Павлик отстал от взрослых, подошел к берегу озера. Когда-то вязкое, тинистое дно теперь было обнажено и истоптано тысячами следов, грязь окаменела, застыла, следы казались вдавленными в камень. Павлик присел на корточки и принялся выбирать из груды ракушечных осколков самые красивые. Они были нежного, неяркого цвета. Павлик вспомнил большую розовую витую раковину на комоде бабуки Тамары — в ней всегда, когда бы он ни приехал в Сестрорецк, потихоньку шумело море. Это было удивительно и таинственно. Вспомнив об этом, Павлик прижал к уху самый большой ракушечный осколок — он был только горячим, но немым. Когда Павлик, позванивая в кармане своими неожиданными драгоценностями, догнал отца, тот с болезненно сморщенным лбом слушал отца Серафима. А попик говорил и говорил и даже как будто хвастался людскими несчастиями, которые ему довелось увидеть. 
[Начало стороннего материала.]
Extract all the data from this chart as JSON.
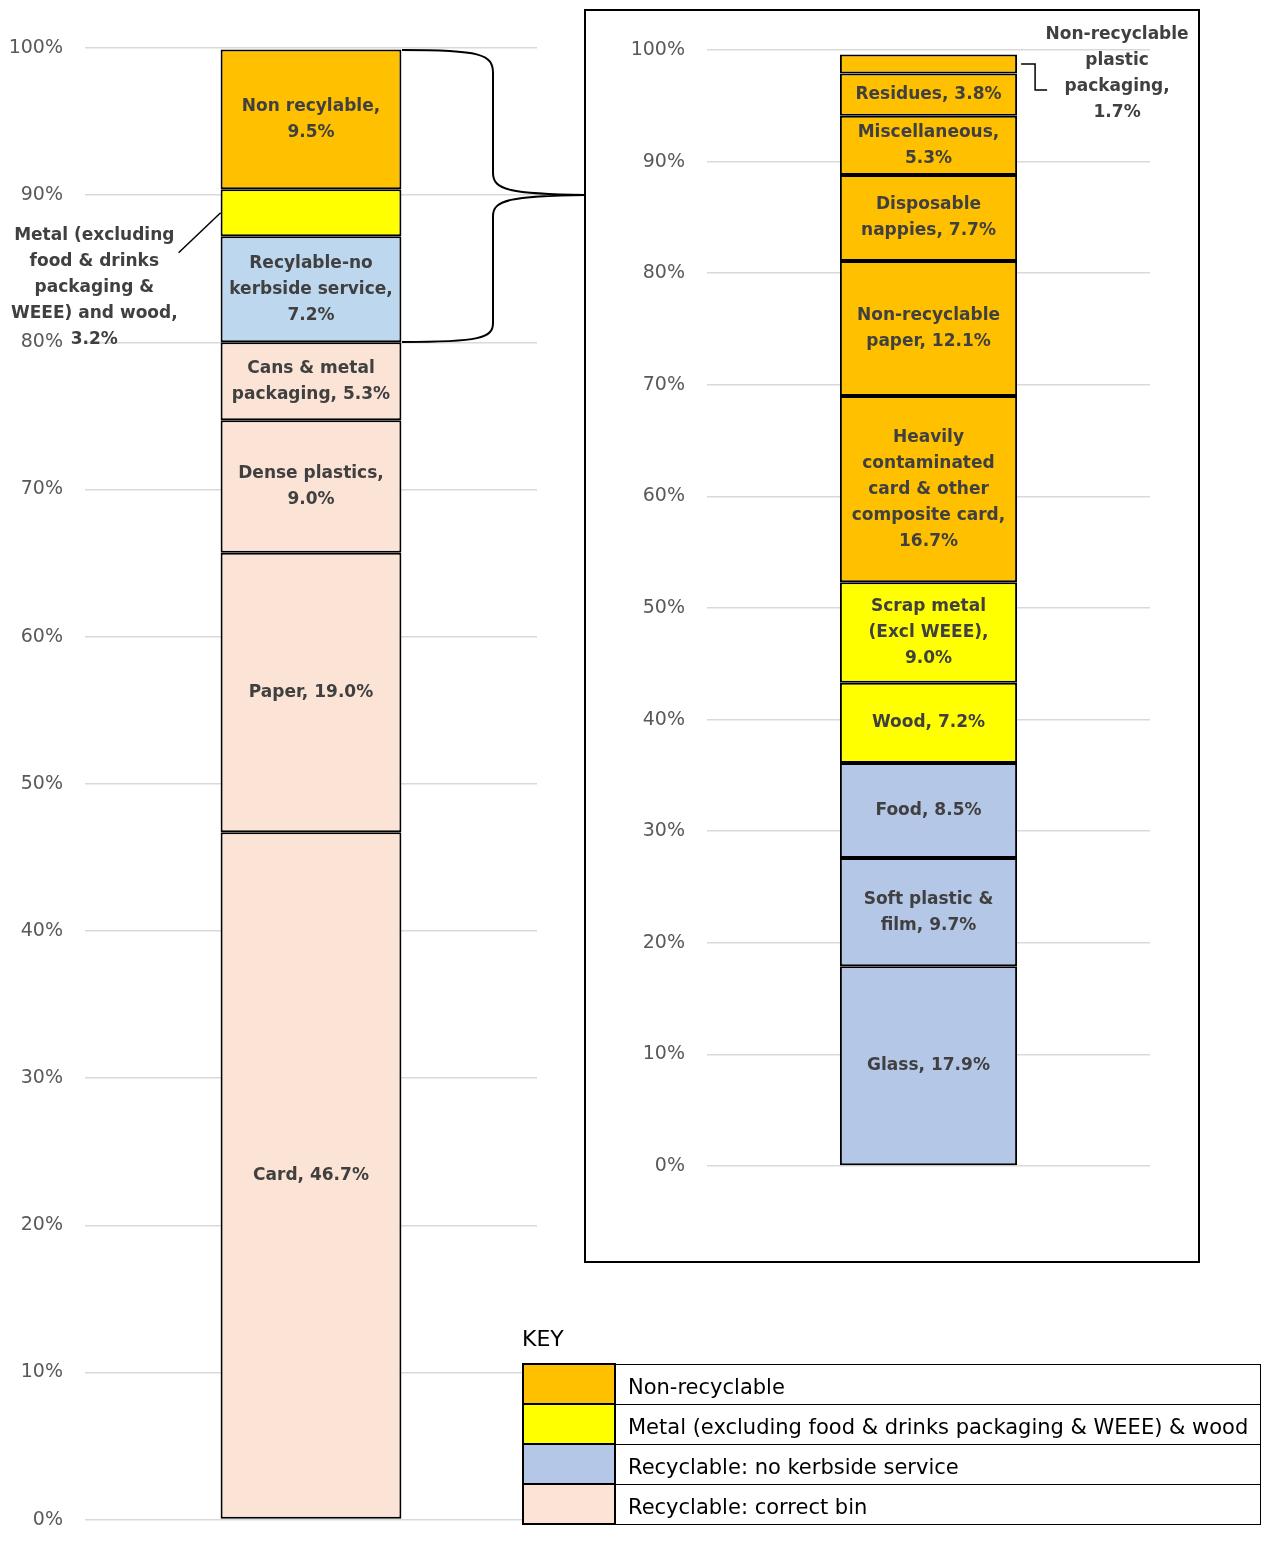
{
  "chart_data": [
    {
      "type": "bar",
      "stacked": true,
      "categories": [
        null
      ],
      "ylim": [
        0,
        100
      ],
      "grid": "y",
      "yticks": [
        {
          "value": 0,
          "label": "0%"
        },
        {
          "value": 10,
          "label": "10%"
        },
        {
          "value": 20,
          "label": "20%"
        },
        {
          "value": 30,
          "label": "30%"
        },
        {
          "value": 40,
          "label": "40%"
        },
        {
          "value": 50,
          "label": "50%"
        },
        {
          "value": 60,
          "label": "60%"
        },
        {
          "value": 70,
          "label": "70%"
        },
        {
          "value": 80,
          "label": "80%"
        },
        {
          "value": 90,
          "label": "90%"
        },
        {
          "value": 100,
          "label": "100%"
        }
      ],
      "series": [
        {
          "color": "#fbe3d6",
          "values": [
            46.7
          ],
          "value_labels": [
            "Card, 46.7%"
          ]
        },
        {
          "color": "#fbe3d6",
          "values": [
            19.0
          ],
          "value_labels": [
            "Paper, 19.0%"
          ]
        },
        {
          "color": "#fbe3d6",
          "values": [
            9.0
          ],
          "value_labels": [
            "Dense plastics, 9.0%"
          ]
        },
        {
          "color": "#fbe3d6",
          "values": [
            5.3
          ],
          "value_labels": [
            "Cans & metal packaging, 5.3%"
          ]
        },
        {
          "color": "#bdd7ee",
          "values": [
            7.2
          ],
          "value_labels": [
            "Recylable-no kerbside service, 7.2%"
          ]
        },
        {
          "color": "#ffff00",
          "values": [
            3.2
          ],
          "value_labels": [
            "Metal (excluding food & drinks packaging & WEEE) and wood, 3.2%"
          ]
        },
        {
          "color": "#ffc000",
          "values": [
            9.5
          ],
          "value_labels": [
            "Non recylable, 9.5%"
          ]
        }
      ]
    },
    {
      "type": "bar",
      "stacked": true,
      "categories": [
        null
      ],
      "ylim": [
        0,
        100
      ],
      "grid": "y",
      "yticks": [
        {
          "value": 0,
          "label": "0%"
        },
        {
          "value": 10,
          "label": "10%"
        },
        {
          "value": 20,
          "label": "20%"
        },
        {
          "value": 30,
          "label": "30%"
        },
        {
          "value": 40,
          "label": "40%"
        },
        {
          "value": 50,
          "label": "50%"
        },
        {
          "value": 60,
          "label": "60%"
        },
        {
          "value": 70,
          "label": "70%"
        },
        {
          "value": 80,
          "label": "80%"
        },
        {
          "value": 90,
          "label": "90%"
        },
        {
          "value": 100,
          "label": "100%"
        }
      ],
      "series": [
        {
          "color": "#b4c7e7",
          "values": [
            17.9
          ],
          "value_labels": [
            "Glass, 17.9%"
          ]
        },
        {
          "color": "#b4c7e7",
          "values": [
            9.7
          ],
          "value_labels": [
            "Soft plastic & film, 9.7%"
          ]
        },
        {
          "color": "#b4c7e7",
          "values": [
            8.5
          ],
          "value_labels": [
            "Food, 8.5%"
          ]
        },
        {
          "color": "#ffff00",
          "values": [
            7.2
          ],
          "value_labels": [
            "Wood, 7.2%"
          ]
        },
        {
          "color": "#ffff00",
          "values": [
            9.0
          ],
          "value_labels": [
            "Scrap metal (Excl WEEE), 9.0%"
          ]
        },
        {
          "color": "#ffc000",
          "values": [
            16.7
          ],
          "value_labels": [
            "Heavily contaminated card & other composite card, 16.7%"
          ]
        },
        {
          "color": "#ffc000",
          "values": [
            12.1
          ],
          "value_labels": [
            "Non-recyclable paper, 12.1%"
          ]
        },
        {
          "color": "#ffc000",
          "values": [
            7.7
          ],
          "value_labels": [
            "Disposable nappies, 7.7%"
          ]
        },
        {
          "color": "#ffc000",
          "values": [
            5.3
          ],
          "value_labels": [
            "Miscellaneous, 5.3%"
          ]
        },
        {
          "color": "#ffc000",
          "values": [
            3.8
          ],
          "value_labels": [
            "Residues, 3.8%"
          ]
        },
        {
          "color": "#ffc000",
          "values": [
            1.7
          ],
          "value_labels": [
            "Non-recyclable plastic packaging, 1.7%"
          ]
        }
      ]
    },
    {
      "type": "other",
      "title": "KEY",
      "categories": [
        "Non-recyclable",
        "Metal (excluding food & drinks packaging & WEEE) & wood",
        "Recyclable: no kerbside service",
        "Recyclable: correct bin"
      ],
      "colors": [
        "#ffc000",
        "#ffff00",
        "#b4c7e7",
        "#fbe3d6"
      ]
    }
  ]
}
— Да не то что собак и кошек, ворон и ужей, сусликов и мышей едят. И в ваших Стенькиных Дубах с молоди всю кору содрали. 

— А зачем же кору? 

— А в лепешки, в лебеду, а то в картошку подмешивать. Даже, скажу вам, землю черную с Урала привозят — графит называется,— и ту едят. Ну, с нее, однако, судороги в животе... несколько человек отпел. 

И опять Павлик думал о своем: об осколках ракушек, которые звенели у него в кармане, о розовой раковине на комоде бабуки Тамары — в ней, если прижать ее к уху, всегда слышался далекий, глухой, едва различимый шум; взрослые говорили, что это шумит морской прибой, который шумел много 

лет назад, когда раковина еще не лежала на бабушкином комоде, а жила в море. И так же, говорили, море будет шуметь в раковине еще многие тысячи лет, хотя волны,"которые родили этот шум, давно умерли. 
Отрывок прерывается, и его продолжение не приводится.